Wiktor Lampart 4. "Dzieciaczek", jak to nazywa go trener Śledź, już przyzwyczaił do solidnych występów. Taki również był w Krakowie. Bardzo waleczny na trasie, dobry ze startu.
Oskar Bober 4. Powrócił do składu po blisko dwutygodniowej przerwie spowodowaną kontuzją i pokazał, że jest mocnym punktem w drużynie. Wpadła mu jedna "śliwka" w drugim starcie, jednak, jak wyżej napisaliśmy, wynikło to z nieporozumienia z Jonssonem.

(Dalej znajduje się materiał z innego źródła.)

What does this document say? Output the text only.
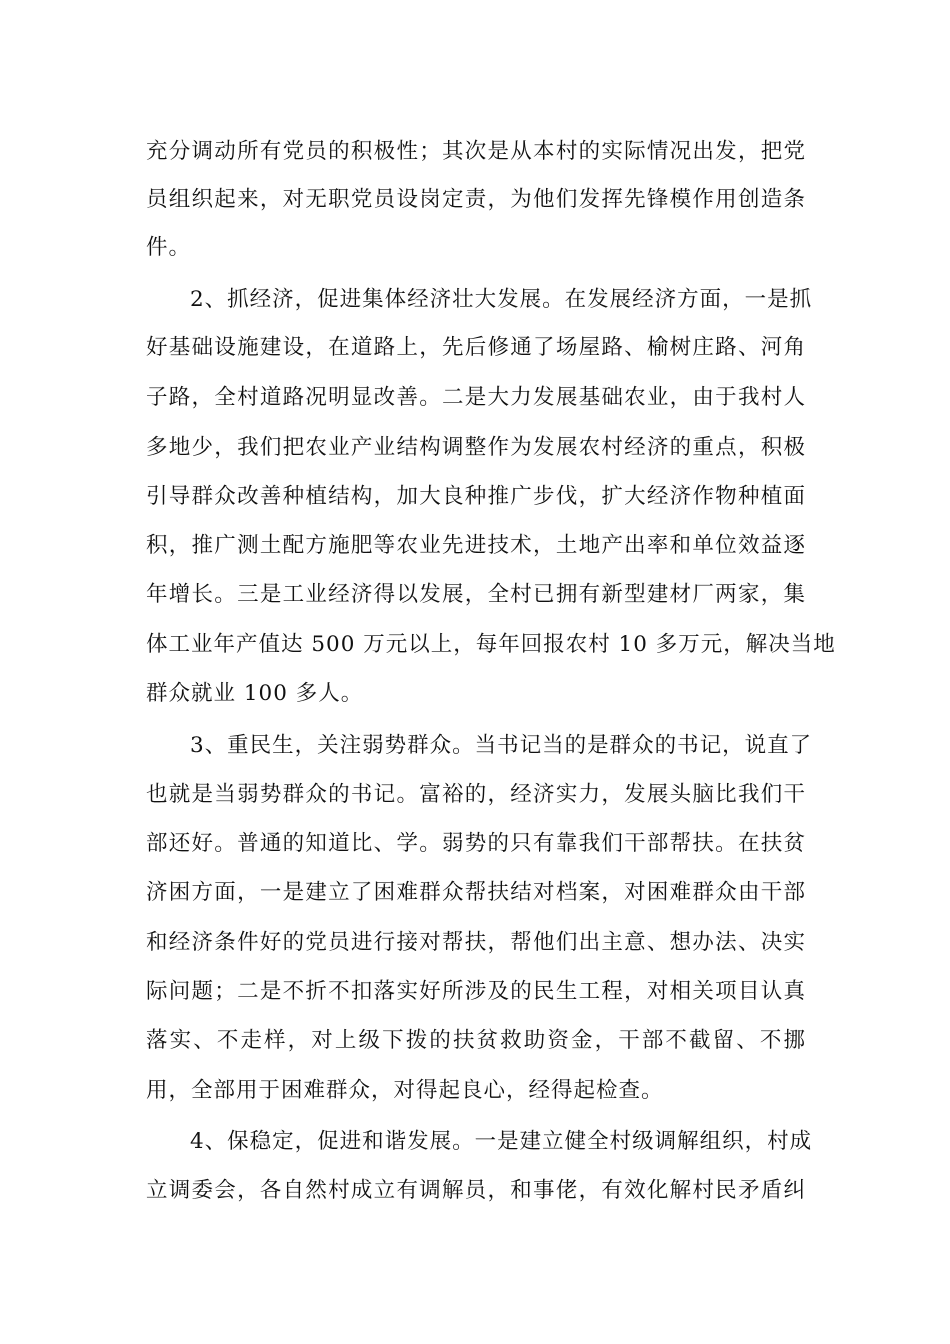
充分调动所有党员的积极性；其次是从本村的实际情况出发，把党
员组织起来，对无职党员设岗定责，为他们发挥先锋模作用创造条
件。
2、抓经济，促进集体经济壮大发展。在发展经济方面，一是抓
好基础设施建设，在道路上，先后修通了场屋路、榆树庄路、河角
子路，全村道路况明显改善。二是大力发展基础农业，由于我村人
多地少，我们把农业产业结构调整作为发展农村经济的重点，积极
引导群众改善种植结构，加大良种推广步伐，扩大经济作物种植面
积，推广测土配方施肥等农业先进技术，土地产出率和单位效益逐
年增长。三是工业经济得以发展，全村已拥有新型建材厂两家，集
体工业年产值达 500 万元以上，每年回报农村 10 多万元，解决当地
群众就业 100 多人。
3、重民生，关注弱势群众。当书记当的是群众的书记，说直了
也就是当弱势群众的书记。富裕的，经济实力，发展头脑比我们干
部还好。普通的知道比、学。弱势的只有靠我们干部帮扶。在扶贫
济困方面，一是建立了困难群众帮扶结对档案，对困难群众由干部
和经济条件好的党员进行接对帮扶，帮他们出主意、想办法、决实
际问题；二是不折不扣落实好所涉及的民生工程，对相关项目认真
落实、不走样，对上级下拨的扶贫救助资金，干部不截留、不挪
用，全部用于困难群众，对得起良心，经得起检查。
4、保稳定，促进和谐发展。一是建立健全村级调解组织，村成
立调委会，各自然村成立有调解员，和事佬，有效化解村民矛盾纠
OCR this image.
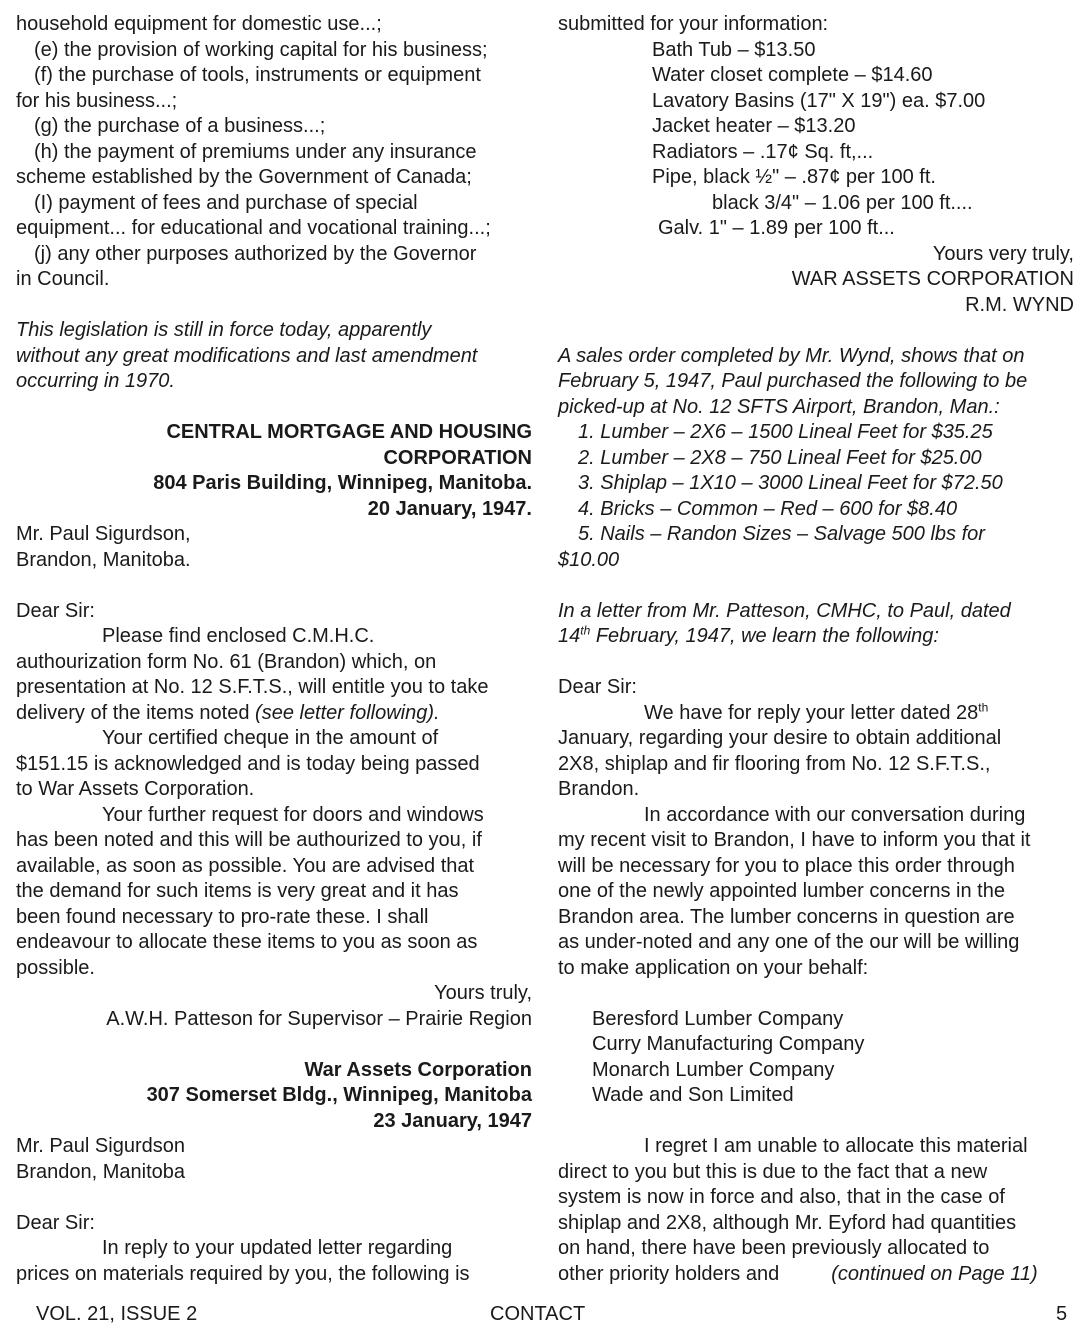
household equipment for domestic use...;

(e) the provision of working capital for his business;

(f) the purchase of tools, instruments or equipment

for his business...;

(g) the purchase of a business...;

(h) the payment of premiums under any insurance

scheme established by the Government of Canada;

(I) payment of fees and purchase of special

equipment... for educational and vocational training...;

(j) any other purposes authorized by the Governor

in Council.

This legislation is still in force today, apparently

without any great modifications and last amendment

occurring in 1970.

CENTRAL MORTGAGE AND HOUSING

CORPORATION

804 Paris Building, Winnipeg, Manitoba.

20 January, 1947.

Mr. Paul Sigurdson,

Brandon, Manitoba.

Dear Sir:

Please find enclosed C.M.H.C.

authourization form No. 61 (Brandon) which, on

presentation at No. 12 S.F.T.S., will entitle you to take

delivery of the items noted (see letter following).

Your certified cheque in the amount of

$151.15 is acknowledged and is today being passed

to War Assets Corporation.

Your further request for doors and windows

has been noted and this will be authourized to you, if

available, as soon as possible. You are advised that

the demand for such items is very great and it has

been found necessary to pro-rate these. I shall

endeavour to allocate these items to you as soon as

possible.

Yours truly,

A.W.H. Patteson for Supervisor – Prairie Region

War Assets Corporation

307 Somerset Bldg., Winnipeg, Manitoba

23 January, 1947

Mr. Paul Sigurdson

Brandon, Manitoba

Dear Sir:

In reply to your updated letter regarding

prices on materials required by you, the following is

submitted for your information:

Bath Tub – $13.50

Water closet complete – $14.60

Lavatory Basins (17" X 19") ea. $7.00

Jacket heater – $13.20

Radiators – .17¢ Sq. ft,...

Pipe, black ½" – .87¢ per 100 ft.

black 3/4" – 1.06 per 100 ft....

Galv. 1" – 1.89 per 100 ft...

Yours very truly,

WAR ASSETS CORPORATION

R.M. WYND

A sales order completed by Mr. Wynd, shows that on

February 5, 1947, Paul purchased the following to be

picked-up at No. 12 SFTS Airport, Brandon, Man.:

1. Lumber – 2X6 – 1500 Lineal Feet for $35.25

2. Lumber – 2X8 – 750 Lineal Feet for $25.00

3. Shiplap – 1X10 – 3000 Lineal Feet for $72.50

4. Bricks – Common – Red – 600 for $8.40

5. Nails – Randon Sizes – Salvage 500 lbs for

$10.00

In a letter from Mr. Patteson, CMHC, to Paul, dated

14th February, 1947, we learn the following:

Dear Sir:

We have for reply your letter dated 28th

January, regarding your desire to obtain additional

2X8, shiplap and fir flooring from No. 12 S.F.T.S.,

Brandon.

In accordance with our conversation during

my recent visit to Brandon, I have to inform you that it

will be necessary for you to place this order through

one of the newly appointed lumber concerns in the

Brandon area. The lumber concerns in question are

as under-noted and any one of the our will be willing

to make application on your behalf:

Beresford Lumber Company

Curry Manufacturing Company

Monarch Lumber Company

Wade and Son Limited

I regret I am unable to allocate this material

direct to you but this is due to the fact that a new

system is now in force and also, that in the case of

shiplap and 2X8, although Mr. Eyford had quantities

on hand, there have been previously allocated to

other priority holders and	(continued on Page 11)

VOL. 21, ISSUE 2	CONTACT	5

Noty dla zawodników Arge Speedway Wanda Kraków:
Victor Palovaara 2+. Może wynik tego nie pokazuje, bo zdobył tylko cztery punkty, jednak był bardzo waleczny na trasie. Nie odpuszczał zawodnikom Motoru i robił co mógł. Gdyby miał lepszy sprzęt to stać byłoby go na dwucyfrowe wyniki.
Wojciech Lisiecki 1. Co tu dużo pisać. Dwa razy pojawił się na torze, dwa razy dojechał daleko za resztą stawki i tyle można było go zobaczyć.
Siergiej Łogaczow 3. Przyzwoity występ Rosjanina. Dwukrotnie przywiózł za sobą Dawida Lamparta i raz jego młodszego brata Wiktora. W jednym biegu nie wytrzymał nerwowo i wjechał w taśmę, jednak był jednym z dwóch, który zdobył "trójkę" w tym spotkaniu.
Marcin Jędrzejewski 3. Z rywali pokonał jedynie Mastersa oraz lubelskich juniorów, którzy dostali szansę w biegu nominowanym. Jednak jest drugim zawodnikiem, który przyjechał do mety jako pierwszy. W pozostałych swoich startach raczej daleko za zawodnikami Motoru.
Ernest Koza 2. Zdobył siedem punktów, co może wydawać się w miarę dobrym wynikiem, jednak na rozkładzie nie miał żadnego z rywali. Dobrze wychodził spod taśmy, walczył, ale zawodnicy Dariusza Śledzia szybko go mijali po trasie. Być może błędy w dopasowaniu sprzętu były powodem takiego występu.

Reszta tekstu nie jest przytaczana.